İzlanda'da sinemanın durumunu üç ana etken özetliyor. İlki, ülkenin yakın geçmişe kadar İskandinav ülkelerinin yönetiminde olması, yani Danimarka'ya bağımlı bir sömürge oluşu. Birkaç üniversitesi olan ülkede 4 yıllık sinema eğitimi veren bir bölüm yok. Öğrenciler eğitimlerim Danimarka'da ulusal film okulunda alıyorlar. Bu nedenle de son 15 yılda yapılan filmlerin anlatım tekniği ve görselleri Danimarka sinemasının izlerini taşıyor. Mesela Noi Albinoi için de tipik bir Dogma 95l filmi diyebiliriz. Zaten Dagur Kari de şu anda Kopenhag'da Danimarka Ulusal Sinema Okulu'nu yönetiyor.
İzlanda sinemasının aktif olmasını sağlayan ikinci etken ise, kuzey ülkeleri arasındaki film yapım iş birlikleri. İzlanda, nüfusu ve ülke gelirine göre orantısal olmayan düzeyde yüksek film/dizi üretimine sahip. Bunun sebebi; İskandinav ülkelerinin, özellikle Norveç ve Danimarka'nın ortak yapımlarla İzlanda'da film yapması. İskandinavya kara sineması (film noi) ve kara dizisi İzlanda'da oldukça fazla üretiliyor.

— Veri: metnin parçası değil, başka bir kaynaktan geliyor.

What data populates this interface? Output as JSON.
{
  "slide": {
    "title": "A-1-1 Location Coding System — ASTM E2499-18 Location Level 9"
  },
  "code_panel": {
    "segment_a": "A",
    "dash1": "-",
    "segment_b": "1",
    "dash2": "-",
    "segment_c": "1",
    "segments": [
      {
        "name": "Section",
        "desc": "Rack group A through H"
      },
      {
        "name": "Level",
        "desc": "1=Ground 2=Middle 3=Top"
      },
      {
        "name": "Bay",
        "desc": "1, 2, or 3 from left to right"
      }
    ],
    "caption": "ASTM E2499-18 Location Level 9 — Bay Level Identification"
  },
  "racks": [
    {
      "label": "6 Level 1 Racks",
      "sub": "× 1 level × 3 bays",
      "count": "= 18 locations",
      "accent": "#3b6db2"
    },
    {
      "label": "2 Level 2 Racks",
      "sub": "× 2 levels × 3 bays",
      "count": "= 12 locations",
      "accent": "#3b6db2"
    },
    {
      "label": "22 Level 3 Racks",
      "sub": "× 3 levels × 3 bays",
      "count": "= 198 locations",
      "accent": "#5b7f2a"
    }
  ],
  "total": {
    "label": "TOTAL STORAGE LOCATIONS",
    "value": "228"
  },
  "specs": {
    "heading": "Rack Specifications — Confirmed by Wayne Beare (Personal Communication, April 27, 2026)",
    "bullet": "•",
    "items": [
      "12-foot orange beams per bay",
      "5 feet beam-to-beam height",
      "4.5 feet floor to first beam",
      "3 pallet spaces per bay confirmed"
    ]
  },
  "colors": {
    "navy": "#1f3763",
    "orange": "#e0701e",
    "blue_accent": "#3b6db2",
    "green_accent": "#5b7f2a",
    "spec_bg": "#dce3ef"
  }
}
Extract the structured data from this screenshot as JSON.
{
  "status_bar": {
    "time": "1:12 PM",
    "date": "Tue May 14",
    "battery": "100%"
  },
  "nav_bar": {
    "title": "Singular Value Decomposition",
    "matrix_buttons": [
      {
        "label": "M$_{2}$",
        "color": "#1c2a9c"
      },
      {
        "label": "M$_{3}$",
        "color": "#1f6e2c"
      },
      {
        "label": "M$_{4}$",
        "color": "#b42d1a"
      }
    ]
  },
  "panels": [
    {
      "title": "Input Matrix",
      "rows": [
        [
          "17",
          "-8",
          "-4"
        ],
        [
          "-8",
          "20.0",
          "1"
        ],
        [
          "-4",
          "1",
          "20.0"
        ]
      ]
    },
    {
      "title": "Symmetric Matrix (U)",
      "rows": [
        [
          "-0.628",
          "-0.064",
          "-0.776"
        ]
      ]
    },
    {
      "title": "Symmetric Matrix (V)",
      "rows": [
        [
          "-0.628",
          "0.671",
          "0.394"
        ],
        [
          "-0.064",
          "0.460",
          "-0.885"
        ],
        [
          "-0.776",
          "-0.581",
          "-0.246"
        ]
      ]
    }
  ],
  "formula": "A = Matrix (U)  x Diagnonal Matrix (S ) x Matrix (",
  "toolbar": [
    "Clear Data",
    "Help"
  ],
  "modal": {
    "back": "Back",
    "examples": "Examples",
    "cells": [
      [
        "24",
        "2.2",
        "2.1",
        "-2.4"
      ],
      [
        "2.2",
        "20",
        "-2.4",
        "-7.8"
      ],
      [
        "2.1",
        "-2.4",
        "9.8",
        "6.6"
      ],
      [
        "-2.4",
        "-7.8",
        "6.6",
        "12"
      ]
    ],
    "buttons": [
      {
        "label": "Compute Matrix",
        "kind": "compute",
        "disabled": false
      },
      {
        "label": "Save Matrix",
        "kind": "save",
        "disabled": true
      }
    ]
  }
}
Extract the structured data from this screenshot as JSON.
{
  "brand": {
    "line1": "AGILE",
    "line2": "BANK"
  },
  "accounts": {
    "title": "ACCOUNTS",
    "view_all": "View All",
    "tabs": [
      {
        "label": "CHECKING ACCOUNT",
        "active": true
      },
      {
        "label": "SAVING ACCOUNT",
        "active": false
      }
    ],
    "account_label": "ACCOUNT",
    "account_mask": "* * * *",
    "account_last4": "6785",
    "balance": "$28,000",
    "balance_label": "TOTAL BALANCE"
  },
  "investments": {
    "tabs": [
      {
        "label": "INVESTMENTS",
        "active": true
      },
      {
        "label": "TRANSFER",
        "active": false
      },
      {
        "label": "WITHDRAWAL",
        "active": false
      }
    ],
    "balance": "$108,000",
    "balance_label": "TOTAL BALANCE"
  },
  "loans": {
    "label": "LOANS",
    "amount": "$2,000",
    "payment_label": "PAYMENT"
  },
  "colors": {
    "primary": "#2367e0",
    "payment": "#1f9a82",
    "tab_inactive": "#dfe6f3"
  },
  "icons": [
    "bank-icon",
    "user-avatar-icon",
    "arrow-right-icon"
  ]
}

Üçüncü etken ise Hollywood sinemasının ve Amerikan dizilerinin İzlanda'yı gerçeküstü ve masalsı bir mekân olarak kullanabilmesi. İlk sezonundan itibaren Taht Oyunları (Game of Thrones) düzenli olarak İzlanda’yı ana mekânlarından biri olarak kullanıyor. Özellikle buzulların ve yaşayan ölülerin olduğu sahneler ve balıkçı köyleri İzlanda'da çekilmiş. Hollywood yapımları ise; en başka yeni Star Wars filmleri, İzlanda'nın doğasını defalarca fark edilmeden kullanabiliyor. Star Wars Rouge One filminin açılışını izleyenler, ana karakter Galen Orso (Mads Mikkelsen) ve ailesinin yaşadığı o karanlık gezegenin İzlanda toprağı olduğunu filmden sonra heyecanla öğrendiler. İzlanda'yı en etkin kullanan Hollywood filmi ise, Ben Stiller'in Walter Mitty'nin Gizli Yaşamı (The Secret Life of Walter Mitty) filmi. Filmde Ben Stiller'in canlandırdığı Walter Mitty, aşkı Cheryl'e (Kristen Wiig) kavuşmak için dünyayı geziyor. Bu gezisinde de İzlanda'nın doğası ile çetin mücadeleye giriyor.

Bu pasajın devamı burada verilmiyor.